В своем докладе о марксизме 1924 г., связанном с исканиями невельского кружка, [Пумпянский, 2004] он прямо заострил тезисы неокантианской критики гегельянства, для которой любая имманентная телеология, которая не хочет при этом быть телеологией, став неким режимом прогресса, спорна уже потому, что оценивать исторические свершения мы не можем изнутри них самих, не имея ценностных представлений. Но эта критика у Пумпянского приняла вид оценки не отдельных утверждений о произошедшем, но дисциплин. Главное, что Пумпянский не принял в марксизме это неспособность создавать собственные домены исторического знания, когда монизм не подразумевает настоящего открытия новых областей: «где отвага хоть на одно прочное историческое открытие и исследование?» [Пумпянский, 2004, c. 332]. Пумпянский противопоставил Марксу Ранке, а также создателей ассирологии, египтологии, библейской археологии и других наук, изменивших представление о том, как возникает сама историческая жизнь, жизнь людей в истории и порядки знакомых событий. Пумпянский не признает за марксизмом «исторические добродетели» [там же], иначе говоря, способность с помощью героически проведенного исследования, с необходимой реорганизацией исторической инфраструктуры получения и проверки знаний, получить объяснение, о чем люди прежних эпох думали, что строили, как обживали реальность и преодолевали природу. Марксизм просто и незатейливо соглашается с реализацией социальной природы человека.

Далее Пумпянский пишет, что в области литературоведения марксизм не умеет работать с генеалогическим материалом: даже если он успешно объяснит характеры Шекспира, или особенности его стиха экономическими отношениями, и скажем, выведет рифму из зарождения капитализма, само предшествующее любой генеалогии разделение главного и второстепенного, то есть выделение точек приложения самих экономических влияний, из экономики никак не выводимо. Тогда марксистское литературоведение сразу уличается в произволе; либо оно оказывается гедонистическим, выводящим, например, формальные радующие достижения литературы из экономического подъема. Хотя эту критику постфактум можно направить на множество позднейших советских работ о литературе, где принципом различения главного и второстепенного стал дидактический, поддержание школьного канона анализа и разбора произведения, а гедонизм превратился в обоснование текущего литературного процесса как успешного, в тот год, когда она была высказана, она смотрелась неожиданно, хотя бы потому, что для марксистской критики, с ее литературными амбициями (вспомним драматургию Луначарского), различение главного и второстепенного было ситуативной, а не методической задачей. Можно выводить ямб Шекспира из экономики, а можно не выводить существеннее то, как мы сейчас относимся к этому ямбу: современный Пумпянскому марксизм можно считать скорее презентеистским.

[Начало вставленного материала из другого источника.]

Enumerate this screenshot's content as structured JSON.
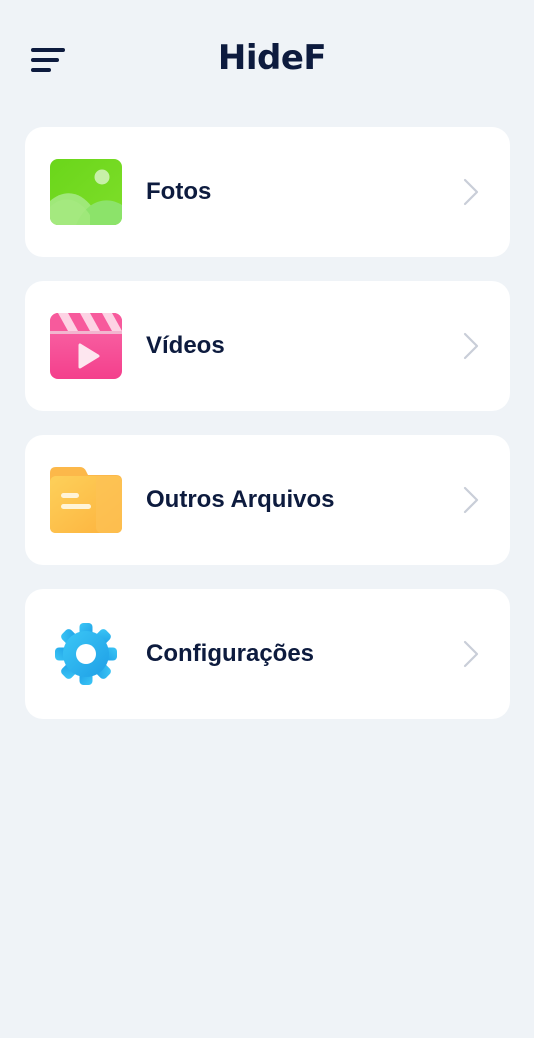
{
  "app": {
    "title": "HideF"
  },
  "menu": {
    "items": [
      {
        "label": "Fotos",
        "icon": "photos-icon",
        "color": "#6bd51c"
      },
      {
        "label": "Vídeos",
        "icon": "videos-icon",
        "color": "#f44a93"
      },
      {
        "label": "Outros Arquivos",
        "icon": "folder-icon",
        "color": "#fbb93d"
      },
      {
        "label": "Configurações",
        "icon": "gear-icon",
        "color": "#27aef0"
      }
    ]
  },
  "colors": {
    "background": "#eff3f7",
    "card": "#ffffff",
    "text": "#0d1b3e",
    "chevron": "#c9ced8"
  }
}
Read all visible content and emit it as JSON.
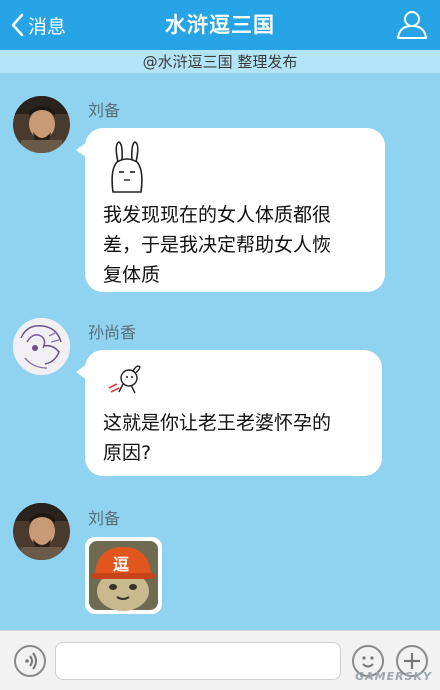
{
  "nav": {
    "back_label": "消息",
    "title": "水浒逗三国",
    "back_icon": "chevron-left-icon",
    "right_icon": "people-icon"
  },
  "subtitle": "@水浒逗三国  整理发布",
  "messages": [
    {
      "sender": "刘备",
      "avatar": "liubei-avatar",
      "sticker": "rabbit-sticker",
      "lines": [
        "我发现现在的女人体质都很",
        "差，于是我决定帮助女人恢",
        "复体质"
      ]
    },
    {
      "sender": "孙尚香",
      "avatar": "sunshangxiang-avatar",
      "sticker": "running-rabbit-sticker",
      "lines": [
        "这就是你让老王老婆怀孕的",
        "原因?"
      ]
    },
    {
      "sender": "刘备",
      "avatar": "liubei-avatar",
      "image": "hardhat-cat-image",
      "image_text": "逗"
    }
  ],
  "bottom": {
    "voice_icon": "voice-icon",
    "emoji_icon": "emoji-icon",
    "plus_icon": "plus-icon"
  },
  "watermark": "GAMERSKY",
  "colors": {
    "nav_bg": "#27a4e6",
    "chat_bg": "#8fd3f0",
    "bubble": "#ffffff"
  }
}
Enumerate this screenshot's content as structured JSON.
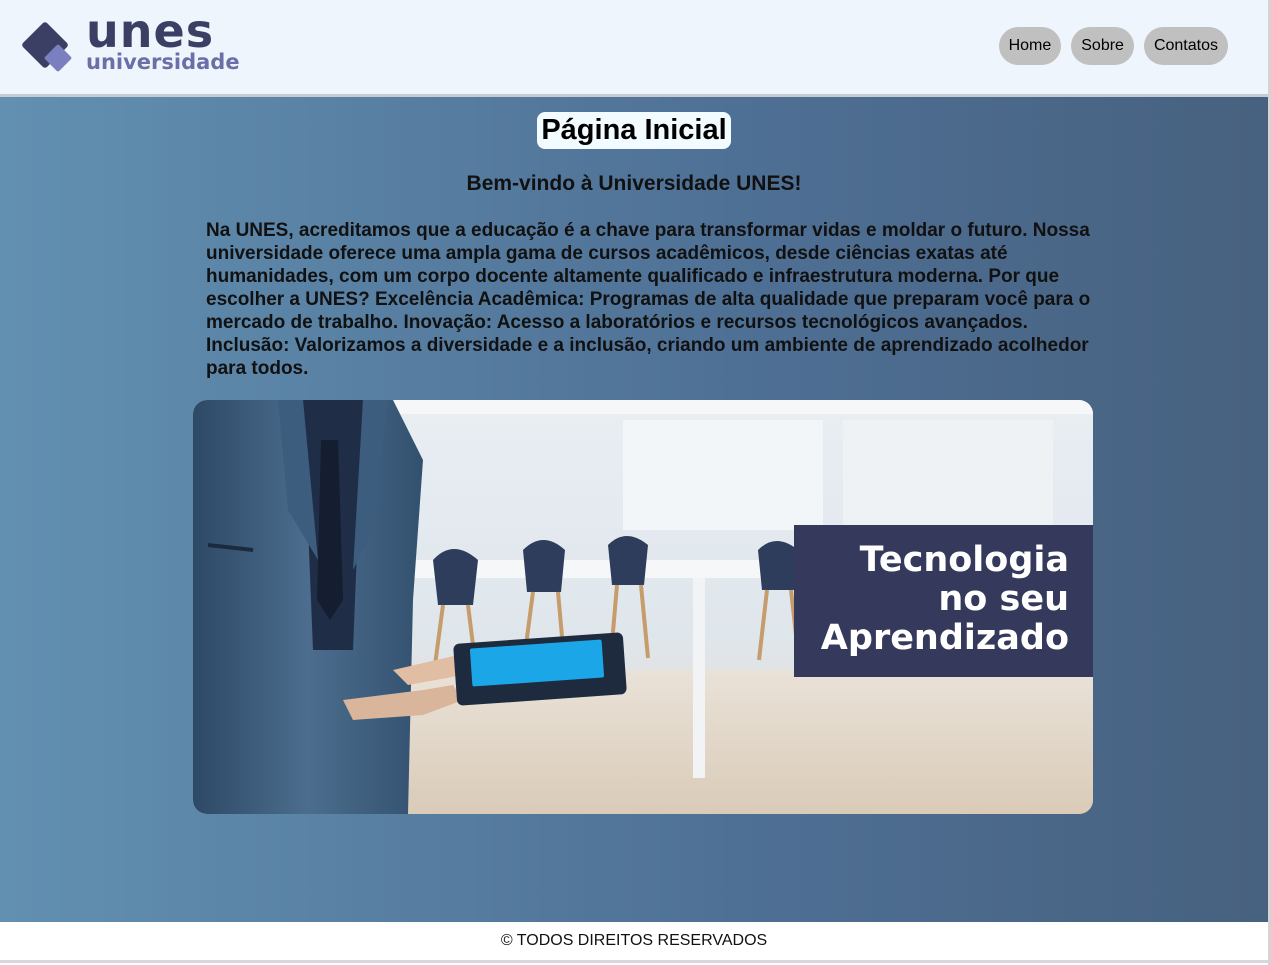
{
  "logo": {
    "name": "unes",
    "subtitle": "universidade"
  },
  "nav": {
    "items": [
      {
        "label": "Home"
      },
      {
        "label": "Sobre"
      },
      {
        "label": "Contatos"
      }
    ]
  },
  "main": {
    "title": "Página Inicial",
    "welcome": "Bem-vindo à Universidade UNES!",
    "intro": "Na UNES, acreditamos que a educação é a chave para transformar vidas e moldar o futuro. Nossa universidade oferece uma ampla gama de cursos acadêmicos, desde ciências exatas até humanidades, com um corpo docente altamente qualificado e infraestrutura moderna. Por que escolher a UNES? Excelência Acadêmica: Programas de alta qualidade que preparam você para o mercado de trabalho. Inovação: Acesso a laboratórios e recursos tecnológicos avançados. Inclusão: Valorizamos a diversidade e a inclusão, criando um ambiente de aprendizado acolhedor para todos.",
    "hero": {
      "caption_lines": [
        "Tecnologia",
        "no seu",
        "Aprendizado"
      ]
    }
  },
  "footer": {
    "text": "© TODOS DIREITOS RESERVADOS"
  },
  "colors": {
    "brand_dark": "#3a3f63",
    "brand_light": "#6b6fa8",
    "nav_button": "#c0c0c0",
    "caption_bg": "#353a5c"
  }
}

Далее, Пумпянский упрекает марксизм за такое же отношение к истории: что если найти факторы, которые не могут быть сведены к экономическим, которые суть «техника исторического процесса», то марксизм просто не имеет с ними дела, страдая одновременно платонизмом (допущением перехода от предмета к понятию во всех случаях) и предрассудками популярной историографии, которая «оперирует ничтожным запасом общедоступных фактов» [Пумпянский, 2004, c. 334]. К технике будут относиться случайные обстоятельства, связанные не с понятиями, такими как «ответственность», а к обстоятельствам, в которых появляется или проявляется эта ответственность марксистскому платонизму, утверждает Пумпянский, эти обстоятельства недоступны. К особым конфузам это ведет в случае литературы, где (если мы правильно понимаем мысль доклада) Пумпянский утверждает, что там такие обстоятельства первенствуют например, выбор сюжетных клише, прототипов и другие необходимые операции для того, чтобы возник образ Фауста. В конце концов, Пумпянский усматривает в марксизме «смешение условий с причинами» [там же, с. 335], что в конце концов в области литературоведения приводит, по его мнению, к совершенно вненаучному принятию условий как причин, например, в биографическом методе: «Марксизм подменил изучение N изучением (на практике, популярной ссылкой на...) антуража N, скажем, биографии N» [там же, с. 336].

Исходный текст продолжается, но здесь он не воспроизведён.